Faktor lainnya adalah proyeksi pertumbuhan ekonomi kuartal II/2025 yang merujuk pada pelemahan ekonomi.
"Tren kuartal kedua juga menunjukkan indikator-indikator yang mengarah pada pelemahan ekonomi. Pada Bulan April dan Mei, Purchasing Managers' Index (PMI) Manufaktur mengalami kontraksi dengan kisaran 46,7 dan 47,4," ungkap Ajib dalam pernyataan resmi yang diterima Validnews, Selasa (10/6).
Sebagai catatan, kontraksi PMI manufaktur secara umum memberikan gambaran dan menjadi indikator penurunan daya beli masyarakat. Tidak hanya itu, sebelumnya Organization for Economic Co-operation and Development (OECD) juga telah memangkas proyeksi pertumbuhan ekonomi Indonesia dari sebelumnya 4,9% hanya menjadi 4,7% untuk tahun 2025.
Baca Juga: Kemenko Ekonomi: Sektor Tambang Berperan Penting Dalam Transisi Energi
Kondisi Mengkhawatirkan
Padahal, lanjut Ajib, pertumbuhan ekonomi pada kuartal I/2025 sudah cukup mengkhawatirkan di kisaran 4,87%. Angka tersebut terkontraksi cukup besar jika dibandingkan dengan pertumbuhan ekonomi kuartal I/2024 sebesar 5,11%.
Pertumbuhan ekonomi di kuartal pertama biasanya cukup eskalatif lantaran terdapat siklus tahunan rutin berupa lebaran hari raya yang cukup mendongkrak perputaran uang dan konsumsi masyarakat.
Ajib menilai, kondisi pelemahan indikator-indikator makro pertumbuhan ekonomi yang saat ini terjadi disebabkan paling tidak karena empat hal.
"Pertama, karena kemampuan konsumsi masyarakat yang memang secara riil mengalami penurunan, hal ini didukung dengan data gelombang Pemutusan Hubungan Kerja (PHK) sejak awal tahun yang sudah menyentuh lebih dari 70 ribu pada kuartal pertama 2025," paparnya.
Faktor kedua, adalah pola government spending pada awal tahun 2025. Ajib menyorot penerimaan pajak pada kuartal I/2025 hanya mencapai 14,7% dari target penerimaan, yang idealnya bisa mencapai 20%.
Belum lagi, pemerintah juga melakukan program efisiensi belanja sehingga memberikan sentimen negatif terhadap pertumbuhan ekonomi pada periode awal tahun.
Faktor ketiga yang tak kalah berpengaruh, adalah konstraksi ekonomi karena faktor eksternal, terutama karena kebijakan tarif Trump.
Kondisi tersebut membuat permintaan barang terutama dari Amerika mengalami penurunan dan neraca transaksi keuangan sejak April 2025. Kompleksitas kebijakan efek tarif Trump ini memberikan sentimen negatif selama kuartal kedua.
Terakhir, Ajib menyebut pelambatan ekonomi terjadi karena sisi investasi yang lebih banyak terkonsentrasi pada sektor padat modal, sehingga multiplier effect terhadap penyerapan tenaga kerja kurang maksimal.
"Membandingkan data 10 tahun ke belakang, tahun 2014 setiap Rp1 triliun bisa menyerap sampai dengan 4.000 tenaga kerja.
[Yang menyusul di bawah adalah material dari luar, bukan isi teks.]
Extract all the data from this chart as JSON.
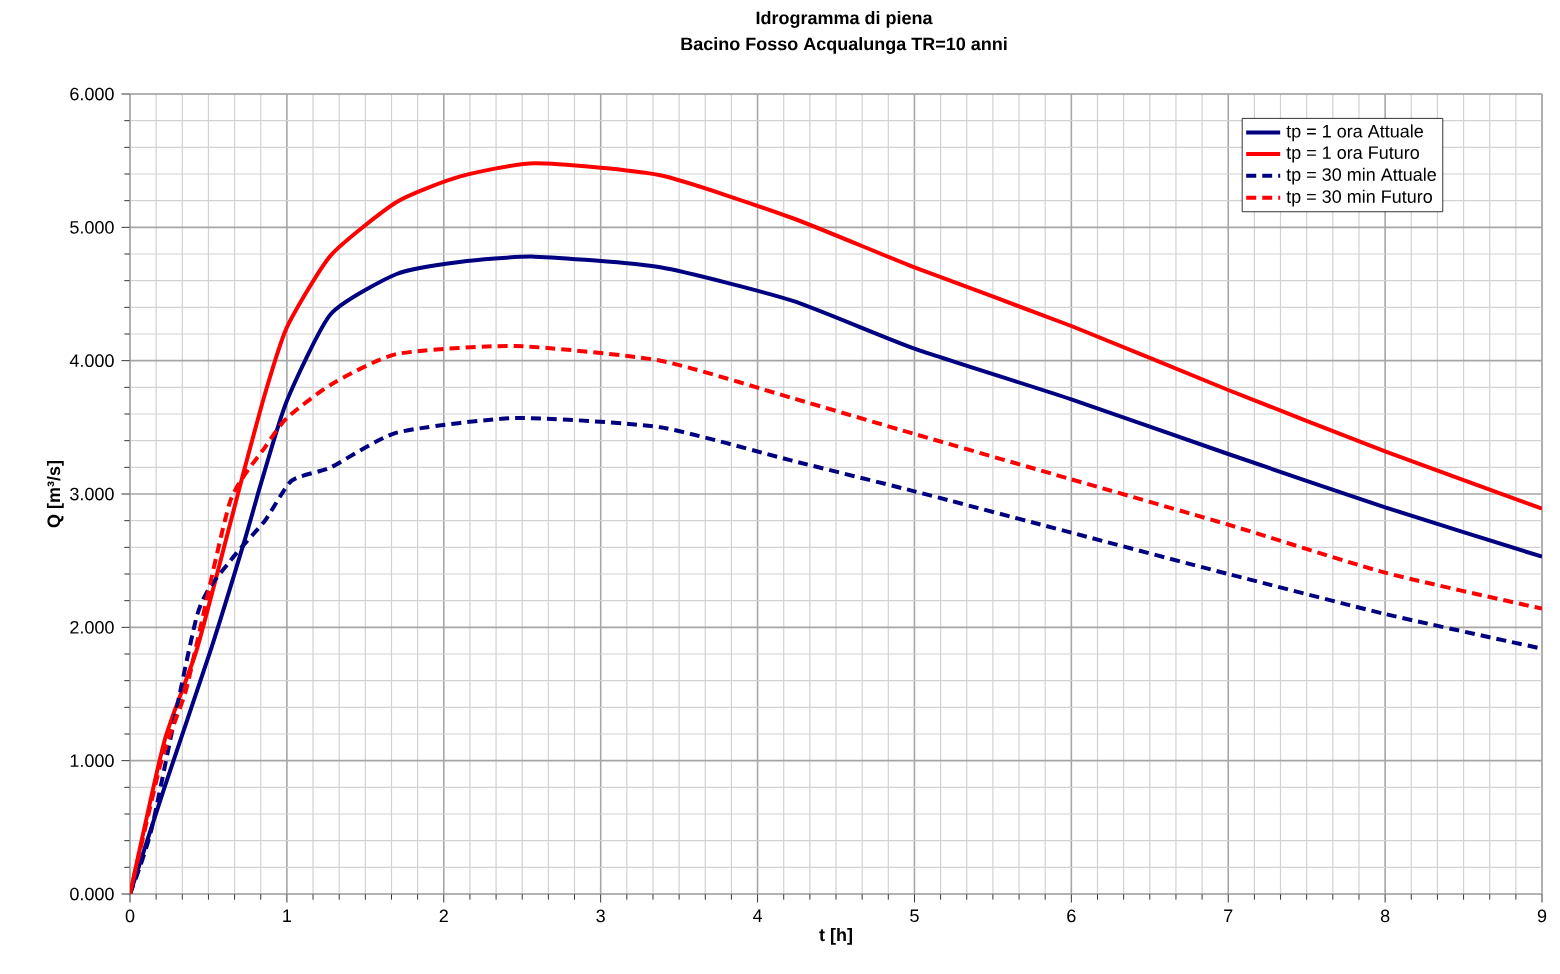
{
  "chart_data": {
    "type": "line",
    "title": "Idrogramma di piena",
    "subtitle": "Bacino Fosso Acqualunga TR=10 anni",
    "xlabel": "t [h]",
    "ylabel": "Q [m³/s]",
    "xlim": [
      0,
      9
    ],
    "xticks": [
      0,
      1,
      2,
      3,
      4,
      5,
      6,
      7,
      8,
      9
    ],
    "ylim": [
      0,
      6
    ],
    "yticks": [
      {
        "value": 0,
        "label": "0.000"
      },
      {
        "value": 1,
        "label": "1.000"
      },
      {
        "value": 2,
        "label": "2.000"
      },
      {
        "value": 3,
        "label": "3.000"
      },
      {
        "value": 4,
        "label": "4.000"
      },
      {
        "value": 5,
        "label": "5.000"
      },
      {
        "value": 6,
        "label": "6.000"
      }
    ],
    "grid": true,
    "legend": "top right",
    "marker": "none",
    "series": [
      {
        "name": "tp = 1 ora Attuale",
        "color": "#000080",
        "line_style": "solid",
        "x": [
          0,
          0.22,
          0.52,
          0.73,
          0.84,
          1.0,
          1.28,
          1.7,
          2.1,
          2.58,
          3.38,
          4.22,
          5.0,
          6.0,
          7.0,
          8.0,
          9.0
        ],
        "values": [
          0,
          0.8,
          1.85,
          2.65,
          3.1,
          3.7,
          4.35,
          4.65,
          4.74,
          4.78,
          4.7,
          4.45,
          4.09,
          3.71,
          3.3,
          2.9,
          2.53
        ]
      },
      {
        "name": "tp = 1 ora Futuro",
        "color": "#ff0000",
        "line_style": "solid",
        "x": [
          0,
          0.22,
          0.43,
          0.71,
          0.86,
          1.0,
          1.28,
          1.7,
          2.1,
          2.58,
          3.38,
          4.22,
          5.0,
          6.0,
          7.0,
          8.0,
          9.0
        ],
        "values": [
          0,
          1.15,
          1.85,
          3.1,
          3.75,
          4.25,
          4.79,
          5.19,
          5.38,
          5.48,
          5.39,
          5.07,
          4.7,
          4.26,
          3.78,
          3.32,
          2.89
        ]
      },
      {
        "name": "tp = 30 min Attuale",
        "color": "#000080",
        "line_style": "dashed",
        "x": [
          0,
          0.14,
          0.43,
          0.64,
          0.86,
          1.03,
          1.28,
          1.7,
          2.46,
          3.38,
          4.22,
          5.0,
          6.0,
          7.0,
          8.0,
          9.0
        ],
        "values": [
          0,
          0.5,
          2.1,
          2.5,
          2.8,
          3.1,
          3.2,
          3.46,
          3.57,
          3.5,
          3.25,
          3.02,
          2.71,
          2.4,
          2.1,
          1.84
        ]
      },
      {
        "name": "tp = 30 min Futuro",
        "color": "#ff0000",
        "line_style": "dashed",
        "x": [
          0,
          0.2,
          0.35,
          0.43,
          0.64,
          0.86,
          1.0,
          1.28,
          1.7,
          2.46,
          3.38,
          4.22,
          5.0,
          6.0,
          7.0,
          8.0,
          9.0
        ],
        "values": [
          0,
          1.0,
          1.5,
          1.9,
          2.95,
          3.35,
          3.57,
          3.82,
          4.05,
          4.11,
          4.0,
          3.72,
          3.45,
          3.11,
          2.77,
          2.41,
          2.14
        ]
      }
    ]
  }
}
Sedangkan pada tahun 2024, setiap Rp1 triliun investasi menyerap kisaran 1.000 tenaga kerja," urainya.
Baca Juga: Relevansi Pertumbuhan Ekonomi Di Tengah Efisensi Anggaran
Intervensi Jangka Pendek
Dengan berbagai kondisi yang ada, Ajib menyebut pemerintah harus membuat orientasi jangka pendek pada bulan Juni dan selanjutnya pada semester kedua 2025.
Dia menyebut, program stimulus ekonomi yang fokus dengan pola Bantuan Langsung Tunai (BLT), akan efektif meningkatkan konsumsi masyarakat dan mendongkrak daya beli.
"Harapannya, pertumbuhan ekonomi pada kuartal kedua 2025 bisa lebih tinggi, atau minimal bertahan dibandingkan kuartal pertama," imbuh Ajib.
Lebih lanjut, untuk menjaga pertumbuhan ekonomi pada semester kedua, pemerintah diharapkan dapat menjadikan belanja pemerintah sebagai stimulus utama dengan mengedepankan spending better, yaitu prudent dalam melakukan pola belanja pemerintah yang mendorong pertumbuhan ekonomi dengan maksimal.